#Parsing HTML

8 messages · Page 1 of 1 (latest)

late needle
#

You want .text() instead of .value().name()

#

.name() is the name of the element, which is why you got h2 as the answer

gilded shard
#

Thanks, it really helped my understand what I was doing, but the output it gave me was really weird:

Text {
    inner: Traverse {
        root: NodeRef {
            id: NodeId(
                5,
            ),
            tree: Tree { Document => { Element(<html>) => { Element(<head>), Element(<body>) => { Element(<h2 class="h3 product-title">) => { Text("\n        "), Element(<a href="https://example.com">) => { Text("Magazine May 2023") }, Text("\n    ") }, Text("\n    "), Element(<h2 class="h3 product-title">) => { Text("\n        "), Element(<a href="https://example.com">) => { Text("Magazine July 2022") }, Text("\n    ") }, Text("\n    "), Element(<h2 class="h3 product-title">) => { Text("\n        "), Element(<a href="https://example.com">) => { Text("Magazine January 2023") }, Text("\n    ") }, Text("\n    ") } } } },
            node: Node {
                parent: Some(
                    NodeId(
                        4,
                    ),
                ),
                prev_sibling: None,
                next_sibling: Some(
                    NodeId(
                        10,
                    ),
                ),
                children: Some(
                    (
                        NodeId(
                            6,
                        ),
                        NodeId(
                            9,
                        ),
                    ),
                ),
                value: Element(<h2 class="h3 product-title">),
            },
        },
        edge: None,
    },
}

So, I used .html() in element and the output I got was:

"<h2 class=\"h3 product-title\">\n        <a href=\"https://example.com\">Magazine May 2023</a>\n    </h2>"
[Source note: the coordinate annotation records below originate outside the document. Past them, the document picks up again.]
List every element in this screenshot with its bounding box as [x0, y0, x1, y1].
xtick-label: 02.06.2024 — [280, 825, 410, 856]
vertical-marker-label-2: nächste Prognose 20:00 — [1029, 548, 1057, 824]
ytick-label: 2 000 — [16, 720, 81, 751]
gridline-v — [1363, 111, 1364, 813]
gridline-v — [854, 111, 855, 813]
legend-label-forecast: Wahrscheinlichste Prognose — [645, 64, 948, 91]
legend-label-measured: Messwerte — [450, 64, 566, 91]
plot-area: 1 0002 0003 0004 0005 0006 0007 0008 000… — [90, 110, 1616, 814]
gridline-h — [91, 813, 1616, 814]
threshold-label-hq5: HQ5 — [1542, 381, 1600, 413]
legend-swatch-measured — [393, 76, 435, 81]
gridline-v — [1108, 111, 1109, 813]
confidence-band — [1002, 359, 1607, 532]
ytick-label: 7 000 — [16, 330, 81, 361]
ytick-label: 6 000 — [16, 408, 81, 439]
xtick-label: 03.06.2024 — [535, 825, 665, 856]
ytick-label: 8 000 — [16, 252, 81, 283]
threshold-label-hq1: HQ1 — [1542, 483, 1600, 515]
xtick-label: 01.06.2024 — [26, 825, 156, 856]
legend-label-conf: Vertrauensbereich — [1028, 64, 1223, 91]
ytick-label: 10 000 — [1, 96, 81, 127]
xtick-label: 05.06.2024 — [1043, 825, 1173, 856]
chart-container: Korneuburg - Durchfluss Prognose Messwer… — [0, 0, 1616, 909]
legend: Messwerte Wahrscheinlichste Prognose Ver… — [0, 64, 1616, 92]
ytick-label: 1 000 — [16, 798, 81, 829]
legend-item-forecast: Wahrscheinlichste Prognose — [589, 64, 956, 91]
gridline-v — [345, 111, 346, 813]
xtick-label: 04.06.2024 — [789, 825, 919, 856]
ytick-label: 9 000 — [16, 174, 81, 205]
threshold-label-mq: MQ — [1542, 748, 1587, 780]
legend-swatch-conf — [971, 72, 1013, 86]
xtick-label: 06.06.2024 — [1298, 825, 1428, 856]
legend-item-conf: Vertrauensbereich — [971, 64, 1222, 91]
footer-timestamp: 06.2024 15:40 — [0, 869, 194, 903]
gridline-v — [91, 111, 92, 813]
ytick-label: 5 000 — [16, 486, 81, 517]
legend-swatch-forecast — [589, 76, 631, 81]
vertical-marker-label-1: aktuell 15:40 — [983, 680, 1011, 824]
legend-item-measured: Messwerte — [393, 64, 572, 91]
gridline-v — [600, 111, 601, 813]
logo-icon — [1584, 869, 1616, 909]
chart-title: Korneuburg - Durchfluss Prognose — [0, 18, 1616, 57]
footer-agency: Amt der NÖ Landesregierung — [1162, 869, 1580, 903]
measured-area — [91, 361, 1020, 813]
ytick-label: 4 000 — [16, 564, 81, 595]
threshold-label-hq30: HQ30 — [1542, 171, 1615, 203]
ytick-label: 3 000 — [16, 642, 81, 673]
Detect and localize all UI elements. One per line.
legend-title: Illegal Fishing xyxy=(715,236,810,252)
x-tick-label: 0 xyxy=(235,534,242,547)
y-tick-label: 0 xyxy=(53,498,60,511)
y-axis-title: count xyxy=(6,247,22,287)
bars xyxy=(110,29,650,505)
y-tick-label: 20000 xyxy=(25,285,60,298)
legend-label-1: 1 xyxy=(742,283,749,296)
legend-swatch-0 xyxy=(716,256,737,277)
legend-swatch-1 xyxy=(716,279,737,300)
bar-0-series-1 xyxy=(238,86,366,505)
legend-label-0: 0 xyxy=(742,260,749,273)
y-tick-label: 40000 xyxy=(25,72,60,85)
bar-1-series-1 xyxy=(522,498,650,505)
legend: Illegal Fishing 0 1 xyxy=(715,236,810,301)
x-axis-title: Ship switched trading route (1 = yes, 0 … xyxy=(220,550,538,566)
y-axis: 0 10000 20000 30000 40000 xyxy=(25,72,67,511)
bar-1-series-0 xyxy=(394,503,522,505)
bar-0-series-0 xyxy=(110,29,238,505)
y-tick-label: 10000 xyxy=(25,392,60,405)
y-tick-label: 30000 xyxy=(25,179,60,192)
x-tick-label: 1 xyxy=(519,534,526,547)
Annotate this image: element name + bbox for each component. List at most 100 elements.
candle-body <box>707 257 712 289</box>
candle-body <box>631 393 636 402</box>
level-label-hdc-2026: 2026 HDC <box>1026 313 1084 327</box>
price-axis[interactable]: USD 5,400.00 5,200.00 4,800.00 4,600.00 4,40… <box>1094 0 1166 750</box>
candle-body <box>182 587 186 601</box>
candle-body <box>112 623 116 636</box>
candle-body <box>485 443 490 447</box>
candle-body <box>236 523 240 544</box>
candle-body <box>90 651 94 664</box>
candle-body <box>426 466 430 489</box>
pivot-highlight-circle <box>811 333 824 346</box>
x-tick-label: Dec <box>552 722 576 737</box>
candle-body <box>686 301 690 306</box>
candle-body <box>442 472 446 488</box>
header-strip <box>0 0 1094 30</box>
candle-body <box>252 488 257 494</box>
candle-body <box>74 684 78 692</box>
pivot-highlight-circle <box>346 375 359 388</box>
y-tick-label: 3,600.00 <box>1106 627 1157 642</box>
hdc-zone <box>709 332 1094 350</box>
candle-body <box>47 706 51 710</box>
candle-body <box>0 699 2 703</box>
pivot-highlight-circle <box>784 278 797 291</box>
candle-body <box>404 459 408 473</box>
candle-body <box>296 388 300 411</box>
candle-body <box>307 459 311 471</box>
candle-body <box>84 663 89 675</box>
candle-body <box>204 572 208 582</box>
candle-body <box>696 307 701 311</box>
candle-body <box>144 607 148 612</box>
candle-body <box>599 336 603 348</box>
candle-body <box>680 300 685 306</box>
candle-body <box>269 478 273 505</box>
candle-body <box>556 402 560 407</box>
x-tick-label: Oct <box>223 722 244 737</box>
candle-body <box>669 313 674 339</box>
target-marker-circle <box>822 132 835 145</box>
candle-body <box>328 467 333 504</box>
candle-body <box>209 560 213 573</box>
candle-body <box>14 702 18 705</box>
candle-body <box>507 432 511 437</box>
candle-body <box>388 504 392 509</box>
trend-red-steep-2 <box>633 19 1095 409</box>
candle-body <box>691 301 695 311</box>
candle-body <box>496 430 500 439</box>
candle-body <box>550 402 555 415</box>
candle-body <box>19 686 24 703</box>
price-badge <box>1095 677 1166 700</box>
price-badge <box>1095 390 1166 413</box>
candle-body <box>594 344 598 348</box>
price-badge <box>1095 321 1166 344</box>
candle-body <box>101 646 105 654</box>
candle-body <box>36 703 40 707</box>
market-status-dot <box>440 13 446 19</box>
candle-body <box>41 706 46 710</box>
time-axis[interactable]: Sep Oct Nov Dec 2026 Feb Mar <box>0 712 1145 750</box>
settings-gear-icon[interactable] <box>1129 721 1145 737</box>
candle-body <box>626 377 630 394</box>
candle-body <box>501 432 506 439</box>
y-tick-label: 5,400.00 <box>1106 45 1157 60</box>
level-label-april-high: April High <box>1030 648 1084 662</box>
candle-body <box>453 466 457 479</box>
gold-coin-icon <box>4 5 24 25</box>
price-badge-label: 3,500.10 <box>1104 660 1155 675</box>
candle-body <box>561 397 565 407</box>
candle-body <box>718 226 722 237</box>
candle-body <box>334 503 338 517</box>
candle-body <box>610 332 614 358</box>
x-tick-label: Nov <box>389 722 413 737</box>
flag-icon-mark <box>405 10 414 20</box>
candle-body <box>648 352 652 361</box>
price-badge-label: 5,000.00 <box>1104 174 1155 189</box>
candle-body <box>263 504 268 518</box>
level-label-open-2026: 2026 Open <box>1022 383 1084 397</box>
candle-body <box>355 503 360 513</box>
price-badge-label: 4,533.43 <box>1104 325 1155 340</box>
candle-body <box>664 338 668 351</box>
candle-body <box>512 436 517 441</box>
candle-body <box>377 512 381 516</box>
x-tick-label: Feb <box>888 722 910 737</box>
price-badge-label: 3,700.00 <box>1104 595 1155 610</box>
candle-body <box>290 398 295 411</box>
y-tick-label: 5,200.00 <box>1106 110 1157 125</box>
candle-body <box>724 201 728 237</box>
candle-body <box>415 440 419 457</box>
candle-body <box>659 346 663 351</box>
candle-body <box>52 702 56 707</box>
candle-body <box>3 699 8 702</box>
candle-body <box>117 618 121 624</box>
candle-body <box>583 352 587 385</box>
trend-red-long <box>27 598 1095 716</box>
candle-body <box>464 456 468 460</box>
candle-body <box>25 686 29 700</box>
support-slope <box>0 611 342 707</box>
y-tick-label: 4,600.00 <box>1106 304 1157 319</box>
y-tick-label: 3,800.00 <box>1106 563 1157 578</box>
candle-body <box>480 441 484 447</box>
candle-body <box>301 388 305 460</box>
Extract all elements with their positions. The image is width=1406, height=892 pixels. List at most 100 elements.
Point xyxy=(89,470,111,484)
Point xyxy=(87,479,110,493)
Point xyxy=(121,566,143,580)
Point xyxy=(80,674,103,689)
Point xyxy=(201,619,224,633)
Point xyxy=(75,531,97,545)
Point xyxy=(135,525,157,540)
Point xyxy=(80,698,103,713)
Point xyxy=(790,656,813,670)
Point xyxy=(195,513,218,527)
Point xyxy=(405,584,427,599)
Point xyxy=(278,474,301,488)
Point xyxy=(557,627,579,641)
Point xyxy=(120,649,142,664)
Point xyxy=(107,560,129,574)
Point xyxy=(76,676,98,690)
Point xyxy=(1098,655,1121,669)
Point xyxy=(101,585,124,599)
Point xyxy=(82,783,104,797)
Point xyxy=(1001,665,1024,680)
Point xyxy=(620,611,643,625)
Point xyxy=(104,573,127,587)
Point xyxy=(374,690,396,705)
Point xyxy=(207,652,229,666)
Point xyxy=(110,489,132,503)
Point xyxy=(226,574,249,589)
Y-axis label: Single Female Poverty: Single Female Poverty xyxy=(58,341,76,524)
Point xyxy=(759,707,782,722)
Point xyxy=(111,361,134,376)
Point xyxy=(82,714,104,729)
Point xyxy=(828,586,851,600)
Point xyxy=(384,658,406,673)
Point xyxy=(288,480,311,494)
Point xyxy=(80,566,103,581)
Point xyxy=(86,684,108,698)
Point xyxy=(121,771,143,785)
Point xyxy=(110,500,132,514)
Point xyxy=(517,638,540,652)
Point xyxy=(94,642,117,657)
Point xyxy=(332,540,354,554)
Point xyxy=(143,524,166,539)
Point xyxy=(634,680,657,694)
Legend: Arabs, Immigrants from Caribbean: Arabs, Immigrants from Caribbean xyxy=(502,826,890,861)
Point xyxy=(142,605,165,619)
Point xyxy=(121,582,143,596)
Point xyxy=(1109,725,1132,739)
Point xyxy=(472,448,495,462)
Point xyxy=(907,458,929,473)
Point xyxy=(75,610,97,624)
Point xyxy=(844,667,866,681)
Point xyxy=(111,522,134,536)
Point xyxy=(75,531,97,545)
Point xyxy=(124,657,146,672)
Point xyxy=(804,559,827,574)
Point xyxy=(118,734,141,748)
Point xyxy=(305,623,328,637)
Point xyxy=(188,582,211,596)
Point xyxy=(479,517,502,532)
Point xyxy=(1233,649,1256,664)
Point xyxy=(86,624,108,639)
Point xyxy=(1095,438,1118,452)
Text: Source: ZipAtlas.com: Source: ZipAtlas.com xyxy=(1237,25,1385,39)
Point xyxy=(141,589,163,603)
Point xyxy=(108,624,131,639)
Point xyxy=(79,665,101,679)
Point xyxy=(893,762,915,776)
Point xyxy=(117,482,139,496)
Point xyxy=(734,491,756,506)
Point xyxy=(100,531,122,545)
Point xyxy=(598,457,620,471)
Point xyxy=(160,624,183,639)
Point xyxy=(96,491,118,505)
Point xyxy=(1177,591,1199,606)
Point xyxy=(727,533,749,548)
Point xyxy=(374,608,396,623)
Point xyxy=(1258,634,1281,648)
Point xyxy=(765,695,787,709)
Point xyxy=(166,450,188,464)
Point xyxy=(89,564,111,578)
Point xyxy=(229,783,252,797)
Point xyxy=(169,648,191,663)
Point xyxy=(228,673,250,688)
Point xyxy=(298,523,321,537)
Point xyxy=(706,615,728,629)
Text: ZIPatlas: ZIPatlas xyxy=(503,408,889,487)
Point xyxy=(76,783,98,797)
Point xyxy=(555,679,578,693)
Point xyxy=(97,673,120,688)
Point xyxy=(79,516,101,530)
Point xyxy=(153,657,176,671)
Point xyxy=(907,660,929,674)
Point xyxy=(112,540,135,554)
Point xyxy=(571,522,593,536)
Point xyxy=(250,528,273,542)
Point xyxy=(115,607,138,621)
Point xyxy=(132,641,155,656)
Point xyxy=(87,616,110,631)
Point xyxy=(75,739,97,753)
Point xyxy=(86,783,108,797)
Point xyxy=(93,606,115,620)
I guess it's the better if I try to work with this new output, I just need to find a function to worki with it

late needle
#

you need to iterate over the .text()

#

Returns an iterator over descendent text nodes.

#

this is because the html doesn't already contain contiguous text, so it's more efficient to give you an iterator than to concatenate it all ignoring what you might then do with that string

gilded shard
#

Ohhh, so how could I work with this iterator?

late needle
#

the iterator returns &strs